Finally: Number 10 admits that far from ‘dealing with debt’, the government is seeing it rise. This morning the Prime Minister’s spokesman was grilled on the party political broadcast that horrified Fraser last night in which the Prime Minister said ‘we are making progress. We’re paying down Britain’s debts.’
Fraser has explained the reality – that Cameron is in fact increasing Britain’s debt by 60 per cent – in this post with two unnerving graphs, and the Prime Minister’s spokesman conceded that ‘the debt as a percentage of GDP has risen’. Asked whether the Prime Minister understood the difference between the debt and the deficit, he said: ‘Yes, he does.’ By way of explanation for the broadcast, he added:
‘The point the Prime Minister was making is that it is the Prime Minister’s government that is taking the tough decisions to deal with the economic crisis the government inherited and we are making progress with that.
‘We have a long-term fiscal consolidation plan set out across this Parliament which will see debt as a percentage of GDP falling by 2016/17, that’s how we are getting debts under control.’

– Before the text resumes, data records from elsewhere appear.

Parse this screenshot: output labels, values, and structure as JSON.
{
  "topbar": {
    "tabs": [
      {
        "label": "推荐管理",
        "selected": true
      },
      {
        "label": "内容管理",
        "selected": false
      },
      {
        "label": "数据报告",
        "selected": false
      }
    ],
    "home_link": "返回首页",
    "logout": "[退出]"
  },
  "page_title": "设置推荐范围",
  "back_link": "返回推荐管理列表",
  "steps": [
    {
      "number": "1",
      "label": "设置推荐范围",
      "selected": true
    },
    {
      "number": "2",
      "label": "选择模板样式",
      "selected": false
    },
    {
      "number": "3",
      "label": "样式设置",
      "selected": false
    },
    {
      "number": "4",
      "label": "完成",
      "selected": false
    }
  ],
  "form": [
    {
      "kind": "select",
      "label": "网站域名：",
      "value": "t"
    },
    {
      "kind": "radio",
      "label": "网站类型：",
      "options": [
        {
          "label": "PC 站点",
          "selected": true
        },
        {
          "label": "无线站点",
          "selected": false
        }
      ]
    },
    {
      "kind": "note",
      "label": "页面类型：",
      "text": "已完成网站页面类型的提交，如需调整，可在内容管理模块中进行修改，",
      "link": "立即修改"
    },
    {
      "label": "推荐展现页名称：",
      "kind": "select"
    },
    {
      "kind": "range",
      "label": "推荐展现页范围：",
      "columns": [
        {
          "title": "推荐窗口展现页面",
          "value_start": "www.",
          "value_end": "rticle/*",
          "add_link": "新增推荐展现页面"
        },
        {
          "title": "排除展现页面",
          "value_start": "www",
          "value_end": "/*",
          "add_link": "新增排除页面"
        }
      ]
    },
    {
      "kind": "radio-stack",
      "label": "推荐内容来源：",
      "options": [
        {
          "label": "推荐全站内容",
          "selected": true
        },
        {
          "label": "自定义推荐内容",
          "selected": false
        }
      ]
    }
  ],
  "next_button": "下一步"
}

Note the way the spokesman refers to the debt target, which had been to have debt as a percentage of GDP falling by 2015/16. George Osborne admitted in the Autumn Statement that he would miss this by a year (and even that might prove too optimistic), but the way the PM’s spokesman has worded his response suggests that getting debt falling by 2016/17 is a sign that the government is indeed dealing with its debt, rather than missing its own targets.
The fact that the debt ratio is rising is no surprise: projections are published with every Budget by the OBR. Here are the latest forecasts:
Naturally Labour – regardless of its own plans for borrowing – is making as much of this as it can, complaining today to the UK Statistics Authority about the claim in the broadcast.